Il prend le téléphone :

Nathan :
—  Je voudrais parler à Roger…
…….

Ah, il n’est pas là ?
……..

A la galerie ?
……..

Il raccroche.

Nathan :
—  Il est à sa galerie.

Anne : 
Mais il n’est pas si mal que ça alors ?

Nathan :
—  Je ne sais pas. Il faut croire.

Téléphone, encore :

Nathan (joyeux) : 
On va venir… Oui, demain. Avec ma femme. (!!!)
…..
Non, je ne crois pas qu’on pourra passer trois jours. Elle ne peut pas.
…..
Je ne crois pas (air navré.) Elle ne pourra pas. Elle a ses chats à la maison (!!!)

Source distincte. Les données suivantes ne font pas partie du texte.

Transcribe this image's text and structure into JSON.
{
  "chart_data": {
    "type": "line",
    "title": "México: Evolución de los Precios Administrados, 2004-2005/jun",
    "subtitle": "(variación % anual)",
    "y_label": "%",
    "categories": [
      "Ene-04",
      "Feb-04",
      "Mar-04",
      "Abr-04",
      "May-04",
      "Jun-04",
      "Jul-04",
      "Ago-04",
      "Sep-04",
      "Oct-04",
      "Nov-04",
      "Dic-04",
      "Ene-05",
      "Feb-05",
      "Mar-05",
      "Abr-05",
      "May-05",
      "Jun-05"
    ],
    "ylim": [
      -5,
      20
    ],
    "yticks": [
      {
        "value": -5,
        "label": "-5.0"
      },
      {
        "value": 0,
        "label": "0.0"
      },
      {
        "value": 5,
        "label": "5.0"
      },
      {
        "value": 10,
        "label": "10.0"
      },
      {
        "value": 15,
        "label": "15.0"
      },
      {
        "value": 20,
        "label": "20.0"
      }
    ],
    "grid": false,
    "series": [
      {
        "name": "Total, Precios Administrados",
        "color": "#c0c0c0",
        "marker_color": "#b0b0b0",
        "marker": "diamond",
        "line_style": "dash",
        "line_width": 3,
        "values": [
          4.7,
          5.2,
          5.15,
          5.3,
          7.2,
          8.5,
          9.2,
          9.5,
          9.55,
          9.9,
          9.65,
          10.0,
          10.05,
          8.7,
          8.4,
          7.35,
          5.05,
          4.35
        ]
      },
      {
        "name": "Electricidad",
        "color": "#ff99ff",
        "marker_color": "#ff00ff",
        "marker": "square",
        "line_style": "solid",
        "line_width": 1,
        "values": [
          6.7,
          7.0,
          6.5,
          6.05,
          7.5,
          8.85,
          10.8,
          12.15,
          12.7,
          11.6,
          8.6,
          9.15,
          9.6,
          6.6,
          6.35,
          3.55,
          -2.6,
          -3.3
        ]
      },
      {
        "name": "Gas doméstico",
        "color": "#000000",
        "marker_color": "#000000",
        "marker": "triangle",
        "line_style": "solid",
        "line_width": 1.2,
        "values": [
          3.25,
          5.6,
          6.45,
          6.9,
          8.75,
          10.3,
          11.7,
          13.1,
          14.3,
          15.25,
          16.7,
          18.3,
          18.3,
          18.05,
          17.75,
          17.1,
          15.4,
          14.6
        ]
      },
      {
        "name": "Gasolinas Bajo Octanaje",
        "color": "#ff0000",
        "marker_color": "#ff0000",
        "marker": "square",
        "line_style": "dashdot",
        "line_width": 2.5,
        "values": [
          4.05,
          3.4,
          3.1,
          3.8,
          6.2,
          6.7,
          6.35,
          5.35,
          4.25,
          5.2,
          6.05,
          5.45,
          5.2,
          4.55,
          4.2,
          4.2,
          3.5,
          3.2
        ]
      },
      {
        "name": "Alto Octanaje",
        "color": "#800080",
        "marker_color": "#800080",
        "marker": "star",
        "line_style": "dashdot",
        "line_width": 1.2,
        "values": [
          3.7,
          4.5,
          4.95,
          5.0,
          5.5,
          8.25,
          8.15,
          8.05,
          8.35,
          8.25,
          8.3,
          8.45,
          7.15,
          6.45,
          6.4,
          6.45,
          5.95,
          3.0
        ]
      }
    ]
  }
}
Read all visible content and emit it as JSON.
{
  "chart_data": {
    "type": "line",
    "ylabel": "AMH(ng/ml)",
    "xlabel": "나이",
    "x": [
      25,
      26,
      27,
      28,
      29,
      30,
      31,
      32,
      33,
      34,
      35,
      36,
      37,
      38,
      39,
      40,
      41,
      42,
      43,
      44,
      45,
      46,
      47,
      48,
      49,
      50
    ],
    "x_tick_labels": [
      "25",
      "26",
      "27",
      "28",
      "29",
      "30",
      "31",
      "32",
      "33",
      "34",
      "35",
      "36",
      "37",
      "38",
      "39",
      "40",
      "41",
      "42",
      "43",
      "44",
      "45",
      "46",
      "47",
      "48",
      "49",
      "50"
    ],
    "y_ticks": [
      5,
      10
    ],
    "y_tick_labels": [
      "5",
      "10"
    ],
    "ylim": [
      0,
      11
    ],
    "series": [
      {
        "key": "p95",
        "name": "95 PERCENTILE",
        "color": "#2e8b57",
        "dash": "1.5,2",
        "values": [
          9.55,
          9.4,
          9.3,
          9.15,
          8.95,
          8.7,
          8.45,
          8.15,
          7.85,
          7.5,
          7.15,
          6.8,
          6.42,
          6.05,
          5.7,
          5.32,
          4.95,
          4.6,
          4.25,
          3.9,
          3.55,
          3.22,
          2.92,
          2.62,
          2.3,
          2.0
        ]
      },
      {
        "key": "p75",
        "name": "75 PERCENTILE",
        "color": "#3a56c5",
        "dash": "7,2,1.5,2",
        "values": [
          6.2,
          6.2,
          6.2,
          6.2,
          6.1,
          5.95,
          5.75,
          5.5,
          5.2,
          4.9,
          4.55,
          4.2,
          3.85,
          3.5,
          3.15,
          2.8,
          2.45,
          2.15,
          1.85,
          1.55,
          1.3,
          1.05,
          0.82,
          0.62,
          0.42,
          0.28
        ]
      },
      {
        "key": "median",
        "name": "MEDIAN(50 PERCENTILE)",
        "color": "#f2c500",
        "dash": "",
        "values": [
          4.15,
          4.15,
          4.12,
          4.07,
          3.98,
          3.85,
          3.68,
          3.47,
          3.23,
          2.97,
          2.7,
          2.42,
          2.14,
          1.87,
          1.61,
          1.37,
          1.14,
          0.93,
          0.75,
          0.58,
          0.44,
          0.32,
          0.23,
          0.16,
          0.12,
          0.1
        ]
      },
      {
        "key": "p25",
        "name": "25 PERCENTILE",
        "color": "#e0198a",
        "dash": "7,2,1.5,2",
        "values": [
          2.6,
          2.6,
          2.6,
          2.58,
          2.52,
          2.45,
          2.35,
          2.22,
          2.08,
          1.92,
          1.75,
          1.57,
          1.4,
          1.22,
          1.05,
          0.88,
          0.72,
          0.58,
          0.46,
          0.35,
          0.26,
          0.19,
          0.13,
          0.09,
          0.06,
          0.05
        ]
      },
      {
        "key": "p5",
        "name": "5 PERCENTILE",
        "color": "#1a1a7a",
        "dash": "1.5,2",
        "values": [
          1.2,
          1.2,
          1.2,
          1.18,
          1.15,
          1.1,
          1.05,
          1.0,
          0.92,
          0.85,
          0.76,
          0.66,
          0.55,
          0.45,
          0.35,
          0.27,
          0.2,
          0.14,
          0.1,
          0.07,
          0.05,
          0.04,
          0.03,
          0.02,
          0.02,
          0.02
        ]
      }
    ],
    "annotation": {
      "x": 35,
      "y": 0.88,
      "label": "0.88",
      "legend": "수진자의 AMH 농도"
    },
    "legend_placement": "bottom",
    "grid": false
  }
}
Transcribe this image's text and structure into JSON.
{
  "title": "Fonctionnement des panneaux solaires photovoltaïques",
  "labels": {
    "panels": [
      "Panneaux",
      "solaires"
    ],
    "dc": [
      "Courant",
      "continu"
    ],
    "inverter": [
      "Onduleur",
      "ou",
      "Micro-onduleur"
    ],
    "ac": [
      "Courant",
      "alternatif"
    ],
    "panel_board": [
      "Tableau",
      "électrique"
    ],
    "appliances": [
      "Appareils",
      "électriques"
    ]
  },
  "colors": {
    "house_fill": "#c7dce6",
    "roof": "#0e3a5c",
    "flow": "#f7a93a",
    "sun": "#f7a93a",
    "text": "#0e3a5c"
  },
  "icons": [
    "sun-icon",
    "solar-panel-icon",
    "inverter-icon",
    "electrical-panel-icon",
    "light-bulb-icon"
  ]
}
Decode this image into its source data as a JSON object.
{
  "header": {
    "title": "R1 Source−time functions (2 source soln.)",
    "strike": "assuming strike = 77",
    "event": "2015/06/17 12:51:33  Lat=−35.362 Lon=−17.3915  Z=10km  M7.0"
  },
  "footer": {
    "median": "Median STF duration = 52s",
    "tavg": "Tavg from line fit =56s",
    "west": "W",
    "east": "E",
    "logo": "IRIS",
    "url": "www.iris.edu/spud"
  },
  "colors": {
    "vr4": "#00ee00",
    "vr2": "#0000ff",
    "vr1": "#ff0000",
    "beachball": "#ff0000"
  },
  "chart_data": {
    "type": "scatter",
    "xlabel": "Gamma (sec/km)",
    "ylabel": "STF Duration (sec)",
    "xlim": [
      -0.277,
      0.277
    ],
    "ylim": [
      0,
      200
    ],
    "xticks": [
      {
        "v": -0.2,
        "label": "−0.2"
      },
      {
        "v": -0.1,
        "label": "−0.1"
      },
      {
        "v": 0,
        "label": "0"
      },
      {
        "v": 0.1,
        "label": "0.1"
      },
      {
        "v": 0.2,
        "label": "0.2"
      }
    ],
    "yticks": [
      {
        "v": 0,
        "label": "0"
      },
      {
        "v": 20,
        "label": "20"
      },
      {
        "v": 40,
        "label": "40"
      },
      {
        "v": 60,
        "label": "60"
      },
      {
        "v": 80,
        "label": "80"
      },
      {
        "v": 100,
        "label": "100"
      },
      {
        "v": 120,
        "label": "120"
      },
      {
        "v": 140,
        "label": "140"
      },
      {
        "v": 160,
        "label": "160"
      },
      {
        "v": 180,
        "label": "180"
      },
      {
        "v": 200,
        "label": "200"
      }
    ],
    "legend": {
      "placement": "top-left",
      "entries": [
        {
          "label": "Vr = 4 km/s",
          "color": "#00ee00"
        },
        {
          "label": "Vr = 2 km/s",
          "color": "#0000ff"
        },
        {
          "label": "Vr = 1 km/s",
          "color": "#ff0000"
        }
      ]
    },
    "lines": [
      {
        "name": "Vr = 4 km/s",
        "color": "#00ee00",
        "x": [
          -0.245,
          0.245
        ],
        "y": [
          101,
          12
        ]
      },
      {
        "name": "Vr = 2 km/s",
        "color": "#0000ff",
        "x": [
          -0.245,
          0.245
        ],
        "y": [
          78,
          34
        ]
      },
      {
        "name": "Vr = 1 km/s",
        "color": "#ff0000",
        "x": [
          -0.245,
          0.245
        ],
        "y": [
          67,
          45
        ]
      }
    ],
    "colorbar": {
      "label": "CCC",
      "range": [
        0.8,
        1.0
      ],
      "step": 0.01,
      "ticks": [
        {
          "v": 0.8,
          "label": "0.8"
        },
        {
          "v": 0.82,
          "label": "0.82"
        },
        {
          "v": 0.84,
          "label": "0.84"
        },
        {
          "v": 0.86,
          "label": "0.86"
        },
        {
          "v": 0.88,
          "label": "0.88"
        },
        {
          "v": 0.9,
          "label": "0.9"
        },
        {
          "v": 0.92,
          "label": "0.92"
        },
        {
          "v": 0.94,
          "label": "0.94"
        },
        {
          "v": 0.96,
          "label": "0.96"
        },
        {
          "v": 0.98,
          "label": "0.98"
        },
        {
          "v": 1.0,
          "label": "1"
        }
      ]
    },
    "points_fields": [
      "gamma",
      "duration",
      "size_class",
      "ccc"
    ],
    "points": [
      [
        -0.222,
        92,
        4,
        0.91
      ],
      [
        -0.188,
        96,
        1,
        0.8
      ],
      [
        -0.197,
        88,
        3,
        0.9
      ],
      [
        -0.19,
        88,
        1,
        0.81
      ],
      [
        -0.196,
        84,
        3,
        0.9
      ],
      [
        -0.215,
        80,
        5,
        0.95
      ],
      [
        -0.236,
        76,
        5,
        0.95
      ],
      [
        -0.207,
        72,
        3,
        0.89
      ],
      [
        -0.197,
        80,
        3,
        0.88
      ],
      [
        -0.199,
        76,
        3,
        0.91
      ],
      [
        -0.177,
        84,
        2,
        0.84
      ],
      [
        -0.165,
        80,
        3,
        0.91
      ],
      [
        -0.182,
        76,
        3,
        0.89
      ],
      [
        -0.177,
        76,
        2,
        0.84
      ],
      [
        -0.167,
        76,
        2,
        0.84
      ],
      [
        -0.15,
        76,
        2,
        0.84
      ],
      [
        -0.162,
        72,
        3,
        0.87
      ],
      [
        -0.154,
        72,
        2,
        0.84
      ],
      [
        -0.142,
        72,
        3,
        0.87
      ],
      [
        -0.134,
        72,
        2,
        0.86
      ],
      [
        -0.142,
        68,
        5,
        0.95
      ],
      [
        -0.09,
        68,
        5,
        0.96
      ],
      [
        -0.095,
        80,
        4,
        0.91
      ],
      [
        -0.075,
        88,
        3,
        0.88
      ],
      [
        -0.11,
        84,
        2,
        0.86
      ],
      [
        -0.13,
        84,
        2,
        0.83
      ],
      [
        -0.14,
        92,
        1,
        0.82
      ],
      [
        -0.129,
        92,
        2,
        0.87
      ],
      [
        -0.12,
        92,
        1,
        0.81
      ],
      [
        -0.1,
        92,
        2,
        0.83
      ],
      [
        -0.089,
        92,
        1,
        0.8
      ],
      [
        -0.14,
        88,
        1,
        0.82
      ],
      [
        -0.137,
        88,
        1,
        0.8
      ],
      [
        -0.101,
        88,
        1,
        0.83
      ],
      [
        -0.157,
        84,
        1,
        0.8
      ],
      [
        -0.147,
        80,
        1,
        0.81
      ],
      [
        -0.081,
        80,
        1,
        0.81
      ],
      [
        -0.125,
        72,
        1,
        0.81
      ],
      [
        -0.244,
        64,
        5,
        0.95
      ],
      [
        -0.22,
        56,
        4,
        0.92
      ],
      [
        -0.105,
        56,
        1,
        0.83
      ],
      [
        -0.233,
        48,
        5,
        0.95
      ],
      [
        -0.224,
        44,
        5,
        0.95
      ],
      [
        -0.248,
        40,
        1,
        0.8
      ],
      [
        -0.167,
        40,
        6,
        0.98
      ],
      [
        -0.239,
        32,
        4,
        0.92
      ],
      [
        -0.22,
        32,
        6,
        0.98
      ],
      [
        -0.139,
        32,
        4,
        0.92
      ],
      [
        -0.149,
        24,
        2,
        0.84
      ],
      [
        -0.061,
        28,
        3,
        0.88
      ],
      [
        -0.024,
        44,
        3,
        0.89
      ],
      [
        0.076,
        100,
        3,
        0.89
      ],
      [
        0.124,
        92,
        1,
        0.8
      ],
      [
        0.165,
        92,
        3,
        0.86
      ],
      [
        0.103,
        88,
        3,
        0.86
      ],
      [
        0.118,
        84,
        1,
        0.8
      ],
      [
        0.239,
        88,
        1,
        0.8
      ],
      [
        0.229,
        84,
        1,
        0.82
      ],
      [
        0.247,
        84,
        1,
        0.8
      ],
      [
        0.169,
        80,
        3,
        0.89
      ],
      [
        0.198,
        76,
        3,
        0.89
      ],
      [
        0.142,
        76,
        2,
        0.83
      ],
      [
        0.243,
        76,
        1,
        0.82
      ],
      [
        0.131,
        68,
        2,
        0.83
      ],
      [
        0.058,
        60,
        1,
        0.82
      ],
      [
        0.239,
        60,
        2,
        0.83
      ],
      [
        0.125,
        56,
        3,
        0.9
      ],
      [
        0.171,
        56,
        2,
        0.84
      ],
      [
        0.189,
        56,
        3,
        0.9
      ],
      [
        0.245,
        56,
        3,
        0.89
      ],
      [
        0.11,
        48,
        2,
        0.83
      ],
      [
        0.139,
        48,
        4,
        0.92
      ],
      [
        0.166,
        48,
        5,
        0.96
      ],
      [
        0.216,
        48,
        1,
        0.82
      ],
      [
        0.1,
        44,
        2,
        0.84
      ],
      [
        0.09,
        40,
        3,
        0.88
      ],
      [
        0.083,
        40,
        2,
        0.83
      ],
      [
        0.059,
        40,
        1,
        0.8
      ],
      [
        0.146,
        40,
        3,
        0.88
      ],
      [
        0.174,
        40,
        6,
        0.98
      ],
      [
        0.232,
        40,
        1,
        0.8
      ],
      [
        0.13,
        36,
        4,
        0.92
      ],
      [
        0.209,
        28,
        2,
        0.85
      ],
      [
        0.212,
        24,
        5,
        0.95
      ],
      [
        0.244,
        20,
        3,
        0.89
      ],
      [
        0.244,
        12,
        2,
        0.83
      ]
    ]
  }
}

Anne (qui intervient dans la conversation malgré l’air excédé de Nathan): 
"Elle" a surtout une maison d’édition à tenir…



Le lendemain :
Anne se douche. Nathan a l’air énervé. Café. Voiture.

Mais dépêche toi. Tu le fais exprès ?

Non.

On croirait que tu veux être en retard.

Anne conduit. Sort d’Attuargues. Lentement. Nathan trépigne.

Ecoute, si ça t’embête (!!!) je préfère encore y aller seul.

Ne fais pas l’andouille. Tu sais très bien que ça m’embête.  Et que tu ne peux pas conduire 250 kilomètres? Alors ne joue pas l’hypocrite.

Silence. Il ''gèle'' sa colère. Elle éclatera au retour. Un grand classique.

Ils arrivent à Martigues. Stupeur, le vieux monsieur isolé et ''très mal'' est en pleine forme, quoique marchant avec une canne, il a préparé lui-même un excellent repas, quoique trop léger. L’avarice des Misrahi semble l’avoir aussi touché, quoique moindrement que les autres, car le vin est excellent -il picole pas mal-.  Nathan un peu, Anne qui conduit, non. Tout baigne. Il travaille tous les jours dans son atelier-galerie et conduit sa voiture pour aller à la mer tous les matins. Il a l’habitude de se baigner dès le mois de Mars. 

Ses deux fils, par chance médecins l’un et l’autre, habitent… la maison voisine, séparée par une porte qui fait communiquer à volonté les deux demeures. Pour quelqu'un de "très isolé", on a vu pire. 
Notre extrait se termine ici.